It’s a well-known fact that some of our favourite seafoods come with an unsavoury dose of heavy metals like mercury. But there’s another group of chemicals that sometimes lace our tuna steaks, and the latest findings on them are anything but appetising.
They’re called persistent organic pollutants (POPs), and they do a bang-up job obstructing the human body’s chemical defence system. That’s according to an analysis published today in Science Advances, examining how ten POPs found in both tuna and human bodily fluids interact with a gatekeeper protein that shuttles unwanted toxins out of our cells.
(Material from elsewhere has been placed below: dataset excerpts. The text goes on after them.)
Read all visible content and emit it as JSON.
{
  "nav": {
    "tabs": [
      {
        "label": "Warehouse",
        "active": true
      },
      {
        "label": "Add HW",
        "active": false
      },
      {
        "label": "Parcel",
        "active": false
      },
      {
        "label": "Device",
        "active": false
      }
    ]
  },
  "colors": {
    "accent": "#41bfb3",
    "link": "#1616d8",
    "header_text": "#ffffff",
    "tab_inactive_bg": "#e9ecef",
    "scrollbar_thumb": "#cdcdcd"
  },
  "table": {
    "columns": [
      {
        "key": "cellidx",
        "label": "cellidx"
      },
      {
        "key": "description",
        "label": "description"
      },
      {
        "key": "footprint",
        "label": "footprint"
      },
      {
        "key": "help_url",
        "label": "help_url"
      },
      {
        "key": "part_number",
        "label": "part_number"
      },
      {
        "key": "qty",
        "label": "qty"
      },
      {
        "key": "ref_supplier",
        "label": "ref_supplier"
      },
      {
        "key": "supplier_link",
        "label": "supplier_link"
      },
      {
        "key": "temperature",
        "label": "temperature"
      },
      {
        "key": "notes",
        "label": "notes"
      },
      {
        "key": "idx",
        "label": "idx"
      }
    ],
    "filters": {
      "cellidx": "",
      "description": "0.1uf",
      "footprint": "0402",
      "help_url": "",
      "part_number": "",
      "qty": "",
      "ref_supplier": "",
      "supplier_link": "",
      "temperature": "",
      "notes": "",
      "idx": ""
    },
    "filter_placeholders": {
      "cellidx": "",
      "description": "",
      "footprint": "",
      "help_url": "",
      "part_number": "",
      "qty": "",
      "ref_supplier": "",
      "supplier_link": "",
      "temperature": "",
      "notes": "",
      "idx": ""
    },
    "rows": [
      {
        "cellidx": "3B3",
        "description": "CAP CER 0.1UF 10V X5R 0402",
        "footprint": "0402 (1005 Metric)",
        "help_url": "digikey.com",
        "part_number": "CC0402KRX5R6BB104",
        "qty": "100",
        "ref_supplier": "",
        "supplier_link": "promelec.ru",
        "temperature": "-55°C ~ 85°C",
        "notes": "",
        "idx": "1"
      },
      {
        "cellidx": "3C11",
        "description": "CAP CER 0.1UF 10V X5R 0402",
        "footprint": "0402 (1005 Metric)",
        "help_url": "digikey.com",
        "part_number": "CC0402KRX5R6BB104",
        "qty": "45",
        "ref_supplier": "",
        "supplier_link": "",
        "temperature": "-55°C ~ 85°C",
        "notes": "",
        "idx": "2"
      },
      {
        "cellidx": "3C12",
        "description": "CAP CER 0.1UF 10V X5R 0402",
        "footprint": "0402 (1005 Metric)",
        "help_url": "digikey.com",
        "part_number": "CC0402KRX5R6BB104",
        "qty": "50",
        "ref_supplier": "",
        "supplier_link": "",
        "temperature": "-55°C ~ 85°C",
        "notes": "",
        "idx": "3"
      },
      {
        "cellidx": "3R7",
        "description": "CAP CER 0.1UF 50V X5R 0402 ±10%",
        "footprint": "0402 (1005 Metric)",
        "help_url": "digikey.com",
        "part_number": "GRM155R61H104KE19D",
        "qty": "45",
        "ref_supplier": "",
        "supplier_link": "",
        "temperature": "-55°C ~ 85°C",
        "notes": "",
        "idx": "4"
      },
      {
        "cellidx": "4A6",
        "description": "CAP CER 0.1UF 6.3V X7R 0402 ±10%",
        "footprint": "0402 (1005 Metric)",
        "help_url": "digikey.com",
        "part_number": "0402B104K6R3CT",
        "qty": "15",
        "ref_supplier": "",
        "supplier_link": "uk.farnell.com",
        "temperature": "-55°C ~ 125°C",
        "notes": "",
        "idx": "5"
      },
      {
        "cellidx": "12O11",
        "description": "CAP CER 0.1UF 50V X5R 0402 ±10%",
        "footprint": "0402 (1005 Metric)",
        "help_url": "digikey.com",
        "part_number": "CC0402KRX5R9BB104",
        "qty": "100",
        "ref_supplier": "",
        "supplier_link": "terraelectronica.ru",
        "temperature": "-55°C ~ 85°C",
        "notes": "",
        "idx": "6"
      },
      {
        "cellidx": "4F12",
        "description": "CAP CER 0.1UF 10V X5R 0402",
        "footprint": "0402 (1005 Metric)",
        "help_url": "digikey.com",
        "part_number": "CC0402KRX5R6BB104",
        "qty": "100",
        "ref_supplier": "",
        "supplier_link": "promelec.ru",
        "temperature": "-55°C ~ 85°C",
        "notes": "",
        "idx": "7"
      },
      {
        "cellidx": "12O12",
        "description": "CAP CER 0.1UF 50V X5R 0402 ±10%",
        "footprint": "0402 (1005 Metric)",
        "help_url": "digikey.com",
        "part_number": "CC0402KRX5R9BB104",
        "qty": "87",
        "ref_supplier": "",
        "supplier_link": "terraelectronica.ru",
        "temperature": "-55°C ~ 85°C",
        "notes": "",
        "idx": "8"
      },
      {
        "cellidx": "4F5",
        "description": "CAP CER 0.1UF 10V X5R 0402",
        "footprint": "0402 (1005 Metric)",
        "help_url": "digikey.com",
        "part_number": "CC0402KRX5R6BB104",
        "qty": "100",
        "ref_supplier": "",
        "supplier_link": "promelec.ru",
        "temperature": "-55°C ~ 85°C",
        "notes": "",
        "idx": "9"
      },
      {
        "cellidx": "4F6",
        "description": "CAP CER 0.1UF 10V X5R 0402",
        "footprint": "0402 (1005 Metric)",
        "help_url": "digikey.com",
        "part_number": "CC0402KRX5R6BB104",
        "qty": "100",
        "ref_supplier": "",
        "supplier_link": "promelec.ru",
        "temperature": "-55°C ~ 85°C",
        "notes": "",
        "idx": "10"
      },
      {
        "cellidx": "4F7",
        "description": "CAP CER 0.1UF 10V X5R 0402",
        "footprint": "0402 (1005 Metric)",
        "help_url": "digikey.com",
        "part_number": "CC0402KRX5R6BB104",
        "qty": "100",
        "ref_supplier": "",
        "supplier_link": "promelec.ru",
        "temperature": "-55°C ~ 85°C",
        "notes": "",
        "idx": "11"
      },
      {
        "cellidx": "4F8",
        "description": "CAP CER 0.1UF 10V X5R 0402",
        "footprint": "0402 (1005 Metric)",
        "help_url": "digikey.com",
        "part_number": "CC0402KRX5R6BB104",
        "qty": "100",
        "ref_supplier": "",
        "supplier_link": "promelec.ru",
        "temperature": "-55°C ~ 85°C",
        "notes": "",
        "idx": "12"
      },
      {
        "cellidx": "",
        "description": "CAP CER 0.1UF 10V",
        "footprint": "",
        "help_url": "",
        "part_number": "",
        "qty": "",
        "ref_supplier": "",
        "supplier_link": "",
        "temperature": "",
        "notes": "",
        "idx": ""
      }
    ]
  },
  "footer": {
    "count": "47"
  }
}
The findings suggest that ingesting even very small quantities of POPs can do bodily harm.
“These chemicals interfere with our chemical defence system’s ability to operate, which can make us more vulnerable to drugs and other toxins,” Amro Hamdoun, a biologist at the Scripps Institute of Oceanography and lead author on the study, told Gizmodo.
POPs have been around for a long, long time. One of the most infamous, the pesticide DDT, was developed during World War II. DDT was banned in the 1970s, but other POPs, including flame retardants and non-stick coatings, are still widely used today. While these chemicals are damn useful in many applications, they’re a toxicologist’s nightmare. They degrade very slowly in the environment, they accumulate in biological tissues, and they’ve been been linked to everything from impaired neural development to obesity.
Hamdoun’s study sheds new light on POP toxicity by demonstrating, for the first time, exactly how these chemicals shut down a key cellular defence system. Normally, foreign molecules are kicked out of our cells by a special transporter known as P-glycoprotein (Pg-p). “Pg-p is a bit like a bouncer,” Hamdoun said. “Initially, we thought that these chemicals sneak past the bouncer. But what we found is that they actually form very intimate interactions with Pg-p.”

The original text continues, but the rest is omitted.